Kenzeyiel semble abandonnée dans un univers immense privé de soleil. Pourtant elle n’est pas seule. Sa lune, Zéyiel, veille inlassablement sur son inséparable sœur. Elle irradie chaque être et chaque chose sur Kenzeyiel. Cette énergie, appelée Kenzé, a façonné au cours des siècles, des créatures surprenantes et des paysages irréels.
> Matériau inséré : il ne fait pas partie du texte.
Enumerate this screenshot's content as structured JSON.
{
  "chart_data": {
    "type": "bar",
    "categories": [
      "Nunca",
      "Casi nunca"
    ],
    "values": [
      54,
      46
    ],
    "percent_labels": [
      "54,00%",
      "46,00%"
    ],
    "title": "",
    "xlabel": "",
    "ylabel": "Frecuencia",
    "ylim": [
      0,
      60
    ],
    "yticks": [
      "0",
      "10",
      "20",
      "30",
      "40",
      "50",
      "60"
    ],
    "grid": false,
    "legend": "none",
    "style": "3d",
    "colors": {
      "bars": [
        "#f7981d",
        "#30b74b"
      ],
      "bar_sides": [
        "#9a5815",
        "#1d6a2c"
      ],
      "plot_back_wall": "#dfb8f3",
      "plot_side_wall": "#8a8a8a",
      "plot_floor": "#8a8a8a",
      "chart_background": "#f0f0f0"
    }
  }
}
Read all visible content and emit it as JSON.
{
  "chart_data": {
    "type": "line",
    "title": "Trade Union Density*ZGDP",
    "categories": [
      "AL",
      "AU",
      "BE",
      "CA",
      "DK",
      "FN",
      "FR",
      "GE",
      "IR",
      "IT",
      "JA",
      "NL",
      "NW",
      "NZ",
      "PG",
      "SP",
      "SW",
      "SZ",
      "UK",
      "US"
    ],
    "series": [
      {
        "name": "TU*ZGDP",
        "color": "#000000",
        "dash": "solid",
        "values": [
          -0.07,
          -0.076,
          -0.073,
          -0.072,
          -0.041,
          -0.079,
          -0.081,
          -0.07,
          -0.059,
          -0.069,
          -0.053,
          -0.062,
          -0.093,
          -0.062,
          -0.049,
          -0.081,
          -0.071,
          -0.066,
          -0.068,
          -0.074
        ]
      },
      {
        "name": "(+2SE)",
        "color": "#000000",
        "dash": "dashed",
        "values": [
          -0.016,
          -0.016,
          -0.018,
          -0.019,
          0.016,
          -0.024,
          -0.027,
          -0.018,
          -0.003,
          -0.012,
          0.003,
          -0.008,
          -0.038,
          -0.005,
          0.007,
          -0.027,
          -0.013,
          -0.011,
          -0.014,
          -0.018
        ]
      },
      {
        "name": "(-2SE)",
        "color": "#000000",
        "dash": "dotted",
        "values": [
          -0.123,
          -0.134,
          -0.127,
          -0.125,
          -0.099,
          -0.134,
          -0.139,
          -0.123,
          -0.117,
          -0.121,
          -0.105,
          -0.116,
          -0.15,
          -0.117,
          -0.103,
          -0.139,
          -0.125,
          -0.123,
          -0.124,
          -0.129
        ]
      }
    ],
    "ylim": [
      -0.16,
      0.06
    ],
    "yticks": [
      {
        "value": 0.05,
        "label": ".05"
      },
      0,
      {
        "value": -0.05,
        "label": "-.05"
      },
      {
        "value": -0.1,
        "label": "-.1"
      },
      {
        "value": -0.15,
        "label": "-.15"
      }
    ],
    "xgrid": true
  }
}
Nombre des végétaux qui y poussent, rivalisent de couleurs, de formes, de tailles et ne font qu’ajouter à sa splendeur. A côté d’arbres bleutés dont les cimes semblent toucher le ciel, poussent des fleurs aux couleurs chatoyantes, des plantes rampantes pastels, des buissons aux baies fauves, des mousses moelleuses, des champignons phosphorescents, des lianes majestueuses et autres plantes qui complètent ces entrelacs compliqués d’une végétation harmonieuse.

Même les lois de la gravité sont soumises à la force implacable du Kenzé. Certaines régions de la planète sont aériennes et on peut y voir des rochers aussi lourds qu’un palais flotter avec l’aisance d’une plume sous le vent, des arbres et des fleurs pousser en plein ciel et des êtres vivants vivre à des centaines de mètres du sol.

Des nelm’olns, êtres innombrables et minuscules nés dans les fleurs, tombent telle une pluie étincelante, tandis que des créatures plus imposantes émerveillent les aventuriers. Nombre d’espèces intelligentes peuplent cette planète. Les galns, athlétiques êtres aquatiques ; les seuques, quadrupèdes au regard perçant ; les aulnots à l’agilité prodigieuse ; les pyoosks, intrigants humanoïdes végétaux et les iebems qui rivalisent d’ingéniosité.

Kenzeyiel, ce monde où les artistes dominent les rois, où les inventeurs créent l’impensable et où les acoustes rêvent de dompter le Kenzé, recèle encore bien d’autres surprises.